La Navizence prend sa source à 2 100 m, à la sortie du glacier de Zinal, au fond de l'embranchement ouest du val d'Anniviers[4],[10]. À cet endroit, la rivière recueille également les eaux d'autres glaciers, tels que le glacier de Moming et le glacier de la Lée. Elle traverse alors un goulet resserré long d'environ 600 m. À sa sortie, elle passe par le plat de la Lée où plusieurs petits torrents la rejoignent depuis le roc de la Vache, le glacier de Tracuit, les Diablons ou la Garde de Bordon. La Navizence traverse ensuite le village de Zinal[4].
Environ 2 km après Zinal, à Mottec, le cours d'eau prend une pente directe et constante dans un nouvel encaissement. Jusqu'ici dirigée vers le nord, la rivière prend une direction nord-nord-ouest. Sur sa rive droite, elle reçoit alors l'eau du petit glacier des Diablons puis, à Ayer, l'eau du col de la Forcletta. Arrivée à 1 287 m d'altitude, la rivière rencontre son principal affluent, la Gougra, qui lui livre les eaux du glacier de Moiry et des lacs de Zozanne, Lona et Marais[11].

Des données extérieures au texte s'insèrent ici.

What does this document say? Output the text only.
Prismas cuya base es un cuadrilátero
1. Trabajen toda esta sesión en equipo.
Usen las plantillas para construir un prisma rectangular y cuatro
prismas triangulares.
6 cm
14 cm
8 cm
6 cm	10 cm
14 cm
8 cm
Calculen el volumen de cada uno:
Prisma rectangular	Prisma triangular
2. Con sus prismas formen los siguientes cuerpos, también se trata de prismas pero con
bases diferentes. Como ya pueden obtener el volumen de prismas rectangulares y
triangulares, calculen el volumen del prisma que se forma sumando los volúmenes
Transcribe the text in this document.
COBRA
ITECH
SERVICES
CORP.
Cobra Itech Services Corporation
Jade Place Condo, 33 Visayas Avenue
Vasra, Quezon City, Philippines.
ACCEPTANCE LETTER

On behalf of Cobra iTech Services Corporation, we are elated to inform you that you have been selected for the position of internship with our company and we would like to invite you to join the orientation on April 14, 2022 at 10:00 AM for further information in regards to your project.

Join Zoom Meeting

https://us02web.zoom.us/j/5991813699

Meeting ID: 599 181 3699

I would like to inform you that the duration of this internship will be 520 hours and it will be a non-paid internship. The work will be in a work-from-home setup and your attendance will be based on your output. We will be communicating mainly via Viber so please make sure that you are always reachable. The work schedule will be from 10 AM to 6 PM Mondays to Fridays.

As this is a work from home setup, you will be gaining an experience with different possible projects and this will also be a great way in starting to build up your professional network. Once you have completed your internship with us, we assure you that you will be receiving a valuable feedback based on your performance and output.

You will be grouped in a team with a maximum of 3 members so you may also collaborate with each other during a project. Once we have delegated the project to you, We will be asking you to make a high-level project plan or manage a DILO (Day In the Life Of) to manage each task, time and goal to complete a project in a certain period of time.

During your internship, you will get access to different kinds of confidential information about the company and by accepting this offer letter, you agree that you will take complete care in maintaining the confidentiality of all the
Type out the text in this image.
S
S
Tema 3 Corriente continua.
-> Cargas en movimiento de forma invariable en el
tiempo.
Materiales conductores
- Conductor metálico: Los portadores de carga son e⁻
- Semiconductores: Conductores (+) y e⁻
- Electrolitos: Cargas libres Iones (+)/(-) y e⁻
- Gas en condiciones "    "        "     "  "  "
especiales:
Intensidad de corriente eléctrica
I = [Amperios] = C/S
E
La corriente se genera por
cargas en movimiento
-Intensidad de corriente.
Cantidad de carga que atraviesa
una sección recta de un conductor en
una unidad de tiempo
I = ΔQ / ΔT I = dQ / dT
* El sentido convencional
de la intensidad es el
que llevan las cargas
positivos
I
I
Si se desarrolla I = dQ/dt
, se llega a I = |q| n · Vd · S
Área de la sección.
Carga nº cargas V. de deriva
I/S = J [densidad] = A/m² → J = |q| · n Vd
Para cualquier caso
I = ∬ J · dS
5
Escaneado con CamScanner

Considérablement grossie par la Gougra, la Navizence reprend une orientation nord puis, après Saint-Jean, se redirige vers le nord-nord-ouest. À Vissoie, elle recueille le torrent des Moulins qui trouve ses origines dans les névés de la pointe de Nava, du Toûno et de la Bella Tola. À partir de Vissoie, la vallée devient de plus en plus encaissée et le lit de la Navizence disparaît au fond d'un précipice. Elle y reçoit l'eau de deux affluents : sous Pinsec, celui venant du vallon d'Orzival et à Fang, celui venant du Schwarzhorn[12].
Au lieu-dit des Balmes, l'éperon rocheux des Pontis, à la base de l'Illhorn, change encore une fois la direction de la rivière, cette fois vers le nord-ouest. Arrivée à l'est de Chippis à 535 m d'altitude, la Navizence se jette dans le Rhône après 23 km parcourus[11].
Le bassin versant de la Navizence couvre une surface de 255,5 km2. Le vallon de Zinal représente 114,7 km2 de cette surface tandis que le bassin de la Gougra fait 57,1 km2. Le bassin versant de la Navizence se situe entre 4 447 et 516 m. Son altitude moyenne est de 2 387 m. La surface du bassin versant comprend 27 % de rochers, 24 % de végétation herbacée, 21 % de forêts (dont 20 % de conifères et 1 % de forêts mixtes), 13 % de glaciers et 9 % de roches meubles ; le reste est réparti entre des végétations buissonnantes (3 %), des zones humides (2 %), des cours d'eau (1 %) et des zones urbanisées (1 %)[13].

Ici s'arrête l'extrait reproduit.